Ein politisches Drama bis zum letzten Akt. Doch Sébastien Lecornu (39) hat seine Zukunft als Premierminister vorerst abgesichert. Kaum war er zum Regierungschef Frankreichs ernannt worden, drohte seiner Amtszeit erneut eine kurze Dauer, als er am Donnerstagmorgen vor die Nationalversammlung trat.

Die rechtspopulistische Partei Rassemblement National (RN) und die Linkspartei La France insoumise (LFI) hatten Misstrauensanträge eingebracht. Beide scheiterten jedoch daran, eine Mehrheit bei den Abgeordneten zu finden.

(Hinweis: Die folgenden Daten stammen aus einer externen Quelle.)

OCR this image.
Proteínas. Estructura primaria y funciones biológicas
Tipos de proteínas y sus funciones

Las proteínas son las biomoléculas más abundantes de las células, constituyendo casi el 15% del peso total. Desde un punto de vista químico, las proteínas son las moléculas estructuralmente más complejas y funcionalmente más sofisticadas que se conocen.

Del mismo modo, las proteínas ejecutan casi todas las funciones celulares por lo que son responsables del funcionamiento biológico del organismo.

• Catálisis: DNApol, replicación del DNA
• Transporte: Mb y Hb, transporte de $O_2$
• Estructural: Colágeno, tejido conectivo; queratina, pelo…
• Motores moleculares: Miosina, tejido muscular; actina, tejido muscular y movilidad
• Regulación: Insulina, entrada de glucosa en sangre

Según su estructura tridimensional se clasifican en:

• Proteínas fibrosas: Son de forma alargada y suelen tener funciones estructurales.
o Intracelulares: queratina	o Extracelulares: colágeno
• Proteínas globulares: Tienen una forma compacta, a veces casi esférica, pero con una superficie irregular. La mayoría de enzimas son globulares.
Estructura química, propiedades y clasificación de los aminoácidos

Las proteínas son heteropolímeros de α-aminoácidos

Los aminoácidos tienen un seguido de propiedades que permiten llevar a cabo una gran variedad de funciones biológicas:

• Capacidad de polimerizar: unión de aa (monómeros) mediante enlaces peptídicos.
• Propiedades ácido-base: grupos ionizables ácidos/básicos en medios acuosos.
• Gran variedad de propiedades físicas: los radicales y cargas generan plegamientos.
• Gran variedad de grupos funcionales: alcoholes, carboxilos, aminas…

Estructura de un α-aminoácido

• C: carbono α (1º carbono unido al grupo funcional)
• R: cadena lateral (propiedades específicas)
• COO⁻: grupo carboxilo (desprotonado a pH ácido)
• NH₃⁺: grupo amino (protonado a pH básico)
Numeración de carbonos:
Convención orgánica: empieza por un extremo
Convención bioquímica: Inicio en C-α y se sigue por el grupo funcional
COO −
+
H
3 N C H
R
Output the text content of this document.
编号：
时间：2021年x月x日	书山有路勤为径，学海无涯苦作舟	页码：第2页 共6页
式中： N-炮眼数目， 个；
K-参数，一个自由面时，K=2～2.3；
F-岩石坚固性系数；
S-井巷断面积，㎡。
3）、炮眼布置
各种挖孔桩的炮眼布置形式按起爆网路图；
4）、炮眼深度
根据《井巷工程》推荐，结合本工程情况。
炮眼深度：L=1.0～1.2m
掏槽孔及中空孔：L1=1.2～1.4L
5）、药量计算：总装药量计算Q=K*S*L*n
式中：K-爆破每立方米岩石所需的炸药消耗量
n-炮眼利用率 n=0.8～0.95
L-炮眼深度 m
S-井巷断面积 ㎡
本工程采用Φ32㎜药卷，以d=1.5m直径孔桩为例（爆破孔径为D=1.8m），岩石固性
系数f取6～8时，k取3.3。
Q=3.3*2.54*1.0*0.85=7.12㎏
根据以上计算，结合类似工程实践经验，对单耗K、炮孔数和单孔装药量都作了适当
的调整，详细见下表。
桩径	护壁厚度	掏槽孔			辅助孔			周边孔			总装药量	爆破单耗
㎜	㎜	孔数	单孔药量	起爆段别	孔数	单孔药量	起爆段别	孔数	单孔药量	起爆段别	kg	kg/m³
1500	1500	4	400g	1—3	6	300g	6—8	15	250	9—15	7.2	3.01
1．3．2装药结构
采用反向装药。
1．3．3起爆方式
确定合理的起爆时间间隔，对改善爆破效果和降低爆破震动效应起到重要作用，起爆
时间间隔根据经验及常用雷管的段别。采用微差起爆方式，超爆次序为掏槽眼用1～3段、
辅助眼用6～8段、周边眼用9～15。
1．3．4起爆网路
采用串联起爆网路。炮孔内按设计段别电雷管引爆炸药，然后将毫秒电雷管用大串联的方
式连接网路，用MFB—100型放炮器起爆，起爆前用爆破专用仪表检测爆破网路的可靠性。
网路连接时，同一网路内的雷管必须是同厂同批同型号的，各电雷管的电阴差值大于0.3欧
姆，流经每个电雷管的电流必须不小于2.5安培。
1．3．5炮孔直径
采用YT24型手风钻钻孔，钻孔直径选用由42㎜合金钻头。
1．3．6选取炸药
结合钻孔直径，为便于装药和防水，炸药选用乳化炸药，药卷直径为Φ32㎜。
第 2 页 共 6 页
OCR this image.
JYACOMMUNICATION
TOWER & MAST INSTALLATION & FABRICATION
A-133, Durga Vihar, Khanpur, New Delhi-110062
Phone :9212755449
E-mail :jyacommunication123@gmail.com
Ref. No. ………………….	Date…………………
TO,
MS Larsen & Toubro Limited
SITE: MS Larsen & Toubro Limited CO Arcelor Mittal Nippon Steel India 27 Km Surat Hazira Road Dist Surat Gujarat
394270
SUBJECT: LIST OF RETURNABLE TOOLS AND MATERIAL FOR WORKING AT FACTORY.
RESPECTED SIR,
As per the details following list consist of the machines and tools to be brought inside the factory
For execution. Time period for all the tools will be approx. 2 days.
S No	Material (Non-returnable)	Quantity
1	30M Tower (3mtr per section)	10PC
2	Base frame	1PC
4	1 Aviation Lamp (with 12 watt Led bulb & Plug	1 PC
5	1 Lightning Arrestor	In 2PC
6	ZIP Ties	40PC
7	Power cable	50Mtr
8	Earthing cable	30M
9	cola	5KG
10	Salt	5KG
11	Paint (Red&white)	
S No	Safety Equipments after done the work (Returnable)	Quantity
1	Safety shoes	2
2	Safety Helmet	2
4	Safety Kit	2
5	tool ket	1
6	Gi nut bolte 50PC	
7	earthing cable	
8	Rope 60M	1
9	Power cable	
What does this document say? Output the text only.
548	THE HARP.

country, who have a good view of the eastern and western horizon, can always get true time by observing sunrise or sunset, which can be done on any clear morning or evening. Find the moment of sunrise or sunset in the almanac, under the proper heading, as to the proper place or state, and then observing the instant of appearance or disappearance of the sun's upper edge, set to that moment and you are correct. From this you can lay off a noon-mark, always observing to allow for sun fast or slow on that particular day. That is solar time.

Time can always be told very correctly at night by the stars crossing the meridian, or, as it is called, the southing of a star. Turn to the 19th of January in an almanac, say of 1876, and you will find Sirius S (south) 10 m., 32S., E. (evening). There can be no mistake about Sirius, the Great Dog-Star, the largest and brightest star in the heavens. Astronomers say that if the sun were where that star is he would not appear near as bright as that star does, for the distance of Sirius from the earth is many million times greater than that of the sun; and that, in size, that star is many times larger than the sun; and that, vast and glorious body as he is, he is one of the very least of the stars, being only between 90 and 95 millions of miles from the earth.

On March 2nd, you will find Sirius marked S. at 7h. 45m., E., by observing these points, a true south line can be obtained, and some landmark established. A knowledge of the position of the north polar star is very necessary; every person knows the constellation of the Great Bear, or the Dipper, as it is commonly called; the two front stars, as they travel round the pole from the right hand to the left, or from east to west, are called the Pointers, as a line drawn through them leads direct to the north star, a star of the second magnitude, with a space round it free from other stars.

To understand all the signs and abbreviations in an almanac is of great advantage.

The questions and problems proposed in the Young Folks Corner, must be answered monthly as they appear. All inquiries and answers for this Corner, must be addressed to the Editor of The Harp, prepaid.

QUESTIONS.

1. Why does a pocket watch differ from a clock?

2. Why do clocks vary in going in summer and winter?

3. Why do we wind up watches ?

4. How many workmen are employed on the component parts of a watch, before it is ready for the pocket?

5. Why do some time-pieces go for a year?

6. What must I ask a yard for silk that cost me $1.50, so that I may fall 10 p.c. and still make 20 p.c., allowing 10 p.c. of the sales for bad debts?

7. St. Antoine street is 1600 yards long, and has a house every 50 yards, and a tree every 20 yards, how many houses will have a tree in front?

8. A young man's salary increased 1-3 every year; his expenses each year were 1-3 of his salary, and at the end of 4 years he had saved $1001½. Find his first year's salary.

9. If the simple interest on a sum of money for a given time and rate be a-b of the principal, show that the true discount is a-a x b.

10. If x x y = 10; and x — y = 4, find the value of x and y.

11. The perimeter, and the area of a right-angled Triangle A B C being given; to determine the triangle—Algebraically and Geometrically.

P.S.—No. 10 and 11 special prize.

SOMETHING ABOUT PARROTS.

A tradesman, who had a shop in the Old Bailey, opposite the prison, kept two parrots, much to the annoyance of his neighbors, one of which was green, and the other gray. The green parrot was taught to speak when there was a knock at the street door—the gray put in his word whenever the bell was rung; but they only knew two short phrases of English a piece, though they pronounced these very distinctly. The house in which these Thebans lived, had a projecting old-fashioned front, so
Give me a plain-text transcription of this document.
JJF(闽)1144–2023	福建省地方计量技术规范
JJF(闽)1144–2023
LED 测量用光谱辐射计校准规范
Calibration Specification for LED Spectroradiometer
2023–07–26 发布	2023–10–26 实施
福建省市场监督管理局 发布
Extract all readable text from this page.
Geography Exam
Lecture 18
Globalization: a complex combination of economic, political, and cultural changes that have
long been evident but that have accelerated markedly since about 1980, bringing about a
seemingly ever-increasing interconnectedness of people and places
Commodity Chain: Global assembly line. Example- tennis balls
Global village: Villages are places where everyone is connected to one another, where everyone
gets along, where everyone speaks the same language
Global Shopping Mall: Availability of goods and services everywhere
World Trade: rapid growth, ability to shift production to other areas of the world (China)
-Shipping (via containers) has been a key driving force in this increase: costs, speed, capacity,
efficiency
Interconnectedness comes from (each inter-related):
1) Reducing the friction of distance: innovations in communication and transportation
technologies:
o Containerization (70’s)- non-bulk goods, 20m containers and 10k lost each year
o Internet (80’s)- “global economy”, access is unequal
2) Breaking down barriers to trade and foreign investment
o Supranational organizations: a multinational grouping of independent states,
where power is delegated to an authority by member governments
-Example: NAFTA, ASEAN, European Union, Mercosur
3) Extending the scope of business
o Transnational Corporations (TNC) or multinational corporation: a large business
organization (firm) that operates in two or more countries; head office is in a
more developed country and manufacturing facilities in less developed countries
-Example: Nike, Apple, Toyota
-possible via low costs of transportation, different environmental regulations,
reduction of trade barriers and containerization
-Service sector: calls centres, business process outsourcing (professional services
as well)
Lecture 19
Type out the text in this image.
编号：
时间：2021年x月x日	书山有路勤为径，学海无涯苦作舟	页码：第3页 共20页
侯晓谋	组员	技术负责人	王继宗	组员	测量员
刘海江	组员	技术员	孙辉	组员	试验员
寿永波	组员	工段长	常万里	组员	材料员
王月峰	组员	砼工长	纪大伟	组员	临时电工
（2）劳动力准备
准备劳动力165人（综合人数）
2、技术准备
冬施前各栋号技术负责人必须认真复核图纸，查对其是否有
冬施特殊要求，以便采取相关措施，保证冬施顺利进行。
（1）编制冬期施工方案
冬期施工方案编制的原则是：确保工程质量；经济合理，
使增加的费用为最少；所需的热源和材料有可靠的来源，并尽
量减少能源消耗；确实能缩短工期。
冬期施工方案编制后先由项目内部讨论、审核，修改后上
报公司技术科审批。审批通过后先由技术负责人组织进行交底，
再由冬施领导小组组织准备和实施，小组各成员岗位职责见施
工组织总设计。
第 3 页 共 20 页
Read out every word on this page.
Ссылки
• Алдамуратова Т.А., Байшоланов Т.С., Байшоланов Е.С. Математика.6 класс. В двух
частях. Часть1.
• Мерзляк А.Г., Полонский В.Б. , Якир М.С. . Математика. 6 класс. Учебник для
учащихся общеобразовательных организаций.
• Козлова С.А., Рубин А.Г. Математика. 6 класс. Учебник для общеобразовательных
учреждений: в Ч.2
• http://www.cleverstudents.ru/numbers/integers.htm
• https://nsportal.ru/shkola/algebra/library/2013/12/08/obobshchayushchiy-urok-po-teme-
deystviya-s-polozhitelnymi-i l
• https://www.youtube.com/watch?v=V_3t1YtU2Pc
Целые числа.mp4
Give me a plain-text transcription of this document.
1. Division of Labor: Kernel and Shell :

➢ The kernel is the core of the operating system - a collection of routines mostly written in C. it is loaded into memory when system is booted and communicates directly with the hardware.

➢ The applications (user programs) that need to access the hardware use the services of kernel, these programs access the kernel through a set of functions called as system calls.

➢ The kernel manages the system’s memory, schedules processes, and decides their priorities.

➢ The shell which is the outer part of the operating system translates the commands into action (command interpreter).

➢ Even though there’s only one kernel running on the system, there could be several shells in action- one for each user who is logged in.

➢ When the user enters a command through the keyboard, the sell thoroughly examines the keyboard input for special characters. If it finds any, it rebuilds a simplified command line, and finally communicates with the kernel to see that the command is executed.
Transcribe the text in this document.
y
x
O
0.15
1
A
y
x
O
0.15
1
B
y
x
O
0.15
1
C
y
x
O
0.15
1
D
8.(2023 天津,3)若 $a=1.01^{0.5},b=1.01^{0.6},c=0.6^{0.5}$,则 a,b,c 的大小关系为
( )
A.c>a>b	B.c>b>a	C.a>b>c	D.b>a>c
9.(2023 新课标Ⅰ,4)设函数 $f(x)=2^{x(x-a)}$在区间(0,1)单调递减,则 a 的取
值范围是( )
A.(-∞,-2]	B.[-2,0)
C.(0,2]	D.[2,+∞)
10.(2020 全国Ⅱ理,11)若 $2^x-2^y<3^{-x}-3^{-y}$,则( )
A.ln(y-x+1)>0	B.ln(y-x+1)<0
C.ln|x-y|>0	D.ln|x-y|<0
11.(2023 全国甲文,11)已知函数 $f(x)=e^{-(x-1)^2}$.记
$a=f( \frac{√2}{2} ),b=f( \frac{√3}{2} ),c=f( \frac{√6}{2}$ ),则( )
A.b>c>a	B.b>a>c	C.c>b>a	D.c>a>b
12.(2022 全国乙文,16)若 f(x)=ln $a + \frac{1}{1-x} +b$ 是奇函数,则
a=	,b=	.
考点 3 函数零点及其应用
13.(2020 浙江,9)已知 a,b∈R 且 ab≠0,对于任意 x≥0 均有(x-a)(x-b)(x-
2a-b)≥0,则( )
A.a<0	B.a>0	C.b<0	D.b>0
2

Blick fasst in fünf Zahlen Lecornus politisches Überleben zusammen. 

289 Stimmen für die absolute Mehrheit

Um eine Regierung in Frankreich zu stürzen, sind 289 Abgeordnete erforderlich – das heisst, die absolute Mehrheit der insgesamt 577 gewählten Abgeordneten. Es stimmten jedoch nur 271 Abgeordnete am Donnerstag dafür.

Ein Misstrauensantrag wird von einer Fraktion eingereicht und allen Abgeordneten zur Abstimmung vorgelegt. Diejenigen, die sich der Stimme enthalten oder nicht abstimmen, werden nicht gezählt.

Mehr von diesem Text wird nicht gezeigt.